Figure 8.. Schematic diagram of redox balance threshold.
(A) The increased reactive oxygen species (ROS) and/or decreased antioxidative capacity (AOD) cause an imbalanced redox state and declined AMP-activated protein kinase (AMPK) activity in diabetic individuals. Moderate exercise promotes the activity of antioxidant enzymes by generating benign ROS to reach redox balance, and directly promotes AMPK signaling, thus reducing glucose levels in the blood and liver.

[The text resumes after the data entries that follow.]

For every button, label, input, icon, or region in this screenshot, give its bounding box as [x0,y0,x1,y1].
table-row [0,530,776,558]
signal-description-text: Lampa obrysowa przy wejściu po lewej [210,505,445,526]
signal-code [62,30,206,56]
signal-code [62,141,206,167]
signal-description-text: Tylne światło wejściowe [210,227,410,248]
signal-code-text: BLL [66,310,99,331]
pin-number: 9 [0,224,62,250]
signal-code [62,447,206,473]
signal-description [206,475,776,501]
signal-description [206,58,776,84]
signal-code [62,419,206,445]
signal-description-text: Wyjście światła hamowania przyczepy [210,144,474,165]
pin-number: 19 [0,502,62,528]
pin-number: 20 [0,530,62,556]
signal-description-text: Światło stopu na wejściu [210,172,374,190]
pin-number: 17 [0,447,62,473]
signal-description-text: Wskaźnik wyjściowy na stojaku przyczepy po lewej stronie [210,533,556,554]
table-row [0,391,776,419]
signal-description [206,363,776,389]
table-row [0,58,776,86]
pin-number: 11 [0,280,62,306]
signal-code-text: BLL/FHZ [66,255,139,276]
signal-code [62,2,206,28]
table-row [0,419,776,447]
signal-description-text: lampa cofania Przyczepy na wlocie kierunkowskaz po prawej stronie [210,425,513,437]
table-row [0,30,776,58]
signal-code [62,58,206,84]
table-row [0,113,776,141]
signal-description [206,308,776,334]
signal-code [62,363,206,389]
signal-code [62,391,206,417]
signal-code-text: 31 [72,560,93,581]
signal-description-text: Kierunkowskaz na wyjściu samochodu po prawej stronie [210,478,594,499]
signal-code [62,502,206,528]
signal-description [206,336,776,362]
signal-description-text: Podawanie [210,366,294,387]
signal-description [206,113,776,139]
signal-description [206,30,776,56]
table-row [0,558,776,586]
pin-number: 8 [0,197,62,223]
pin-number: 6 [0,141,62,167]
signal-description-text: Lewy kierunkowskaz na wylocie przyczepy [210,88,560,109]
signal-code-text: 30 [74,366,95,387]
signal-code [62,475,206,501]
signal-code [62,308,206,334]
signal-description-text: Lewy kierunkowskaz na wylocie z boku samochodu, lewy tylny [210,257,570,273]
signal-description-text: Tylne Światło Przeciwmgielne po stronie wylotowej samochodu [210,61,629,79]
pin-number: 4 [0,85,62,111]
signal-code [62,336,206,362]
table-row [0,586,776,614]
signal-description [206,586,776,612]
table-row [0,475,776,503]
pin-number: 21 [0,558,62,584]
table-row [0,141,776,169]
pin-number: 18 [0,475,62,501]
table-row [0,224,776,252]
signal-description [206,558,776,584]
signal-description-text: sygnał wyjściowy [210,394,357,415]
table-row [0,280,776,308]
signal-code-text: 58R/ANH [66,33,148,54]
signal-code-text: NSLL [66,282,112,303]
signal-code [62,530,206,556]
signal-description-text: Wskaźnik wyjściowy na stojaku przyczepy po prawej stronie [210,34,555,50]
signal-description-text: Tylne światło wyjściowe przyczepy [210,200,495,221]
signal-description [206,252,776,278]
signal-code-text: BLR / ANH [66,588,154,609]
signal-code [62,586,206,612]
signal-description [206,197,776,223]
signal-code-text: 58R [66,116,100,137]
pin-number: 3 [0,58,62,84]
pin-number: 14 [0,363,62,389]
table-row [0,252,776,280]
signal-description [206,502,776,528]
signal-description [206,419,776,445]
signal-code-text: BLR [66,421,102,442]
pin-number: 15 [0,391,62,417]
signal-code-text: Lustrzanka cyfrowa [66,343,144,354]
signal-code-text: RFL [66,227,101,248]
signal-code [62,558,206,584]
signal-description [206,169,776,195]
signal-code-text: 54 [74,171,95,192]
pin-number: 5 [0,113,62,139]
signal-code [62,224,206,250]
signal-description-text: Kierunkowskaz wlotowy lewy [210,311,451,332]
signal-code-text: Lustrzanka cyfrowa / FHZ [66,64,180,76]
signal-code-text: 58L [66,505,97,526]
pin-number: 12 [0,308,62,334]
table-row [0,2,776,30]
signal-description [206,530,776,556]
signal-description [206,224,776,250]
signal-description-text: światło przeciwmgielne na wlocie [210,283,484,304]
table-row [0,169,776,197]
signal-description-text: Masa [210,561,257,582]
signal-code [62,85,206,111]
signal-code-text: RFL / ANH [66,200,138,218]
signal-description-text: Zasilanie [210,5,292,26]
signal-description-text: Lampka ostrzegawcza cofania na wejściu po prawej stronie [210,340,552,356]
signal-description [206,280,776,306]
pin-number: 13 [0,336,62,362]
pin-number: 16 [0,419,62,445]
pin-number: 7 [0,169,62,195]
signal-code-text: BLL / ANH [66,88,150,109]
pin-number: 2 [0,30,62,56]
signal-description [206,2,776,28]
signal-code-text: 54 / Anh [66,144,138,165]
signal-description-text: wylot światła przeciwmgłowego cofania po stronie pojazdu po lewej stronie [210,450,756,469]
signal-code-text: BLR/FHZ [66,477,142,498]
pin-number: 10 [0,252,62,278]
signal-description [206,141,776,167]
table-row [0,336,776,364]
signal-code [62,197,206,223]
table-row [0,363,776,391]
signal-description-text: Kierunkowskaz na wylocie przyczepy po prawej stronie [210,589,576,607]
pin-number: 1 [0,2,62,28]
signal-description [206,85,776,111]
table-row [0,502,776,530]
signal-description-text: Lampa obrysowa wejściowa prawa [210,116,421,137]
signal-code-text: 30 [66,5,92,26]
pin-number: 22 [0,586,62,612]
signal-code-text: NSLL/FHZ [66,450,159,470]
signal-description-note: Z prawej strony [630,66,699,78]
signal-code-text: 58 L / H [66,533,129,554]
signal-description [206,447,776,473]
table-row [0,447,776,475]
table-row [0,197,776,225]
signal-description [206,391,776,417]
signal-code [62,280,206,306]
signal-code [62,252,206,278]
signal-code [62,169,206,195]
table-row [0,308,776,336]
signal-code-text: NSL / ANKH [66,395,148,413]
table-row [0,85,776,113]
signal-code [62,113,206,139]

Excessive exercise causes excess ROS and exceeds the redox balance threshold, inhibiting AMPK activity and expression, thus leading to exacerbation of diabetes. (AMPK and P-AMPK in gray circles indicate decrease, red circles indicate increase, blue circles indicate no significant changes). (B) Dose-response curve of diabetic individuals with exercise and antioxidant intervention.The state of diabetic individuals is applicable to the description of a S-shaped curve, due to the high level of oxidative stress and decreased reduction level in diabetic individuals. With the increase of ROS, the physiological function of diabetic individuals gradually decreases. Moderate exercise shifts the S-shaped curve upward and to the right, forming a bell-shaped dose-response curve, thus reducing the sensitivity to oxidative stress in diabetic individuals and restoring redox homeostasis. However, with excessive exercise, ROS production increases beyond the threshold range of redox balance, resulting in decreased physiological function. The ROS at the peak of the bell-shaped curve for antioxidant interventions (optimal physiological activity) is lower than the ROS at the peak for moderate exercise. The intervals on either side of the peak correspond to the range of redox balance thresholds, where antioxidant interventions are at low levels of redox balance and exercise is at high levels of redox balance.